The team behind the business-to-scientific analytics flip focused on the HANA, SAP’s in-memory data management platform. Upon fine-tuning the platform to handle the vast wells of life sciences data, they concluded that an in-memory database approach meets “some inherent requirements of data mining in the life sciences.” More specifically, they claim that for their specific area, proteomics research, HANA and the implementation of a “flexible data analysis toolbox can be used by life sciences researchers to easily design and evaluate their analysis models.”
Life sciences data is not only massive in volume, it requires complex, extensive analysis that requires ultra-performance from the data management side of the fence. This is usually handled with heterogeneous systems, applications and scripts, but with the diversity and distribution of the data across different files, formats and systems, the challenges are significant. This means that what these users require are systems that support heterogeneity of “application logic and data sources.”
The advent of analytical platforms that allow for analysis of big, diverse, distributed data in near-real time creates new possibilities.
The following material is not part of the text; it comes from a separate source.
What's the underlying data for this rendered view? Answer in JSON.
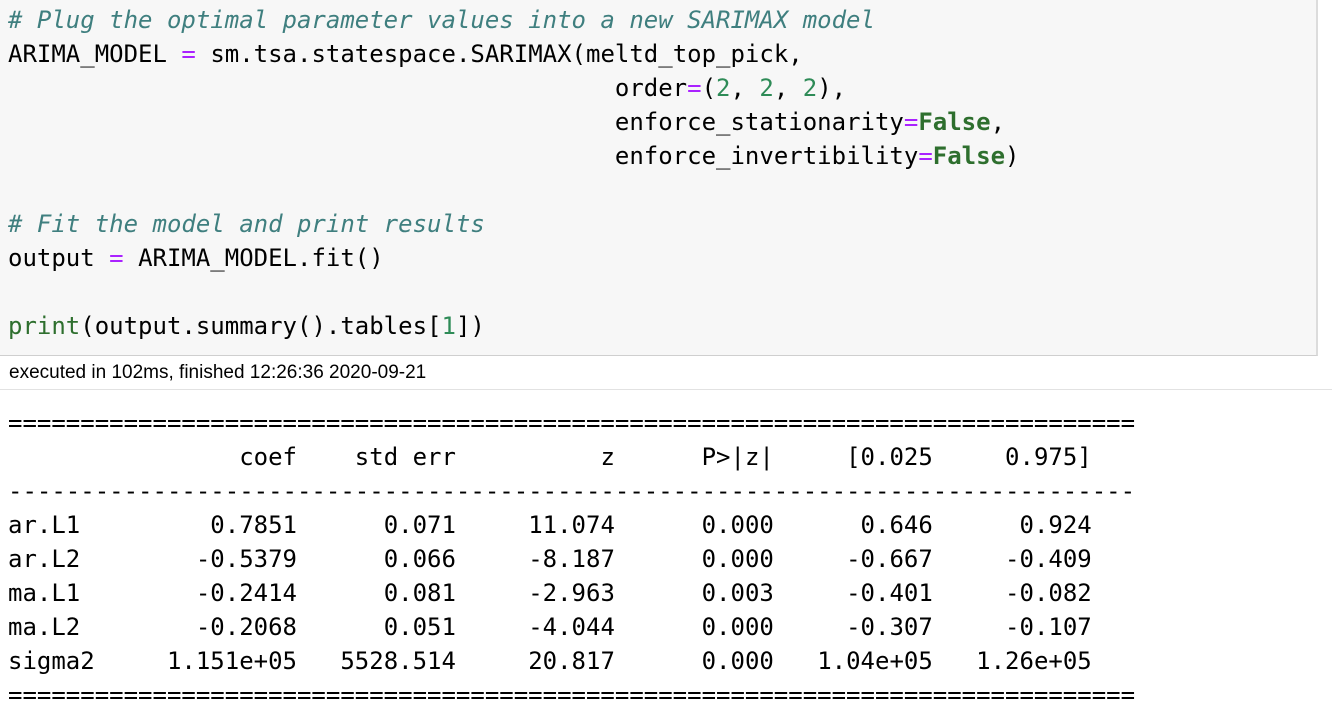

The team claims that the SAP HANA in-memory database is different from standard disk-based solutions since it stores primary data directly in memory to boost performance and allow for the speedy calculations. This, they say, “enables fast execution of complex ad-hoc queries even on large datasets and includes multiple data processing engines and languages for different application domains.”
The researchers said that an enterprise platform like SAP’s HANA, which serves as the foundation for their future enterprise applications, can be tailored to meet scientific needs. They say it already has the basis for a solid analytical platform built-in with complex data mining capabilities and machine learning functionality as well as the aforementioned ability to sling ad-hoc queries across massive datasets in relatively short timeframes.
The buzz around in-memory approaches to complex analysis for both science and business has picked up in pace over the last year or two. In addition to SAP HANA, there are a number of other companies that are focusing on different areas of the market, including SAS, Kognitio, ParAccel, IBM, VoltDB and others.